La Comunità Franco Basaglia Dipartimento di Salute Mentale e Patologie della Dipendenza della Asl di Frosinone è una struttura residenziale terapeutico-riabilitativa h24. Apprendiamo dalla dott.ssa Anna Maria Agata Ciancio, dirigente medico della struttura, che la Comunità prevede programmi individualizzati di riabilitazione per gli utenti che arrivano dopo un contatto con il CSM di riferimento territoriale da cui viene richiesto l’inserimento. Prevalentemente diagnosi e terapia sono impostate e, conditio sine qua non, i pazienti devono essere stabilizzati dal punto di vista clinico. «L’elemento fondamentale, per me, è certamente la riabilitazione di ordine psicologico, ma anche quella all’esterno, perché uno dei problemi principali dei nostri pazienti, soprattutto nel caso di disturbi psicotici, è la chiusura relazionale, la difficoltà ad entrare in contatto con l’altro. Permettere loro di far parte della società è una base per acquisire l’autonomia necessaria».
Nella Comunità Franco Basaglia, dove la maggior parte degli ospiti sono ragazzi e ragazze giovani, gli operatori seguono una linea ben precisa: l’assistenzialismo non basta. «L’intervento delle comunità dovrebbe essere limitato, anche perché questi servizi hanno dei costi che andrebbero ammortizzati con la riabilitazione. Se i ragazzi non possono rientrare nelle loro famiglie, devono poter sviluppare la capacità di vivere fuori. Ci aspettiamo che siano in grado di cucinarsi un piatto di pasta, di occuparsi dei propri spazi, di riordinare il proprio ambiente interno e di conseguenza quello esterno. L’età è un fattore molto importante per il raggiungimento di tali obiettivi, perché prima si interviene prima si riescono a ottenere dei risultati. La nostra è una struttura di piccole dimensioni e anche gli utenti sono in numero inferiore rispetto alle altre comunità. Facciamo in modo che non ci siano troppe discrepanze di età tra i pazienti, che ci sia la possibilità di proporre un intervento riabilitativo – che, naturalmente, a trent’anni ha un obiettivo e a sessanta ne ha un altro – adeguato per i ragazzi e le ragazze».

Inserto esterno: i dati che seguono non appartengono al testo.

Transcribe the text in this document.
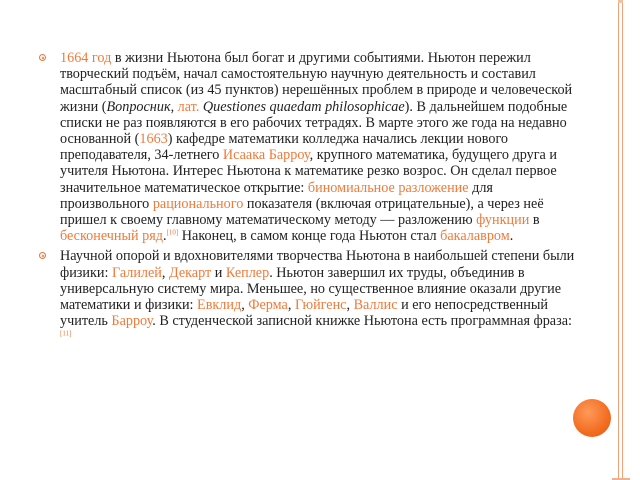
1664 год в жизни Ньютона был богат и другими событиями. Ньютон пережил творческий подъём, начал самостоятельную научную деятельность и составил масштабный список (из 45 пунктов) нерешённых проблем в природе и человеческой жизни (Вопросник, лат. Questiones quaedam philosophicae). В дальнейшем подобные списки не раз появляются в его рабочих тетрадях. В марте этого же года на недавно основанной (1663) кафедре математики колледжа начались лекции нового преподавателя, 34-летнего Исаака Барроу, крупного математика, будущего друга и учителя Ньютона. Интерес Ньютона к математике резко возрос. Он сделал первое значительное математическое открытие: биномиальное разложение для произвольного рационального показателя (включая отрицательные), а через неё пришел к своему главному математическому методу — разложению функции в бесконечный ряд.[10] Наконец, в самом конце года Ньютон стал бакалавром.

Научной опорой и вдохновителями творчества Ньютона в наибольшей степени были физики: Галилей, Декарт и Кеплер. Ньютон завершил их труды, объединив в универсальную систему мира. Меньшее, но существенное влияние оказали другие математики и физики: Евклид, Ферма, Гюйгенс, Валлис и его непосредственный учитель Барроу. В студенческой записной книжке Ньютона есть программная фраза:[11]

Anna Maria Agata Ciancio. Fotografia di Martina Lambazzi
Insieme alla dott.ssa Ciancio incontriamo anche Marco Aresti, educatore professionale e docente a contratto presso l’Università di Cassino per il corso di Attività Fisica Adattata al disagio psichico e sociale della Magistrale di Scienze Motorie, che lavora all’interno della struttura sin dal momento in cui è stata aperta. Come prima cosa sottolinea l’entusiasmo con il quale è partita la sua avventura professionale: «quando è nata questa Comunità abbiamo determinato il target di accoglienza tra i diciotto e i trenta-trentacinque anni, così da evitare la cronicizzazione. Siamo partiti con un nome, Basaglia, che è una bella eredità. Da quel momento abbiamo potuto realizzare molte cose». Sull’importanza di un percorso finalizzato al raggiungimento di un’autonomia ci fa sapere che «qui c’è una grande vitalità, perché abbiamo cercato di lavorare sul territorio. Questo è un luogo di cura, un punto di partenza per arrivare altrove: la vita è fuori. I professionisti che lavorano in Comunità, a mio modo di vedere, devono essere altamente specializzati sulla relazione, il vero fondamento del lavoro che siamo chiamati a svolgere. Dobbiamo saper indirizzare, affiancare, non sostituirci».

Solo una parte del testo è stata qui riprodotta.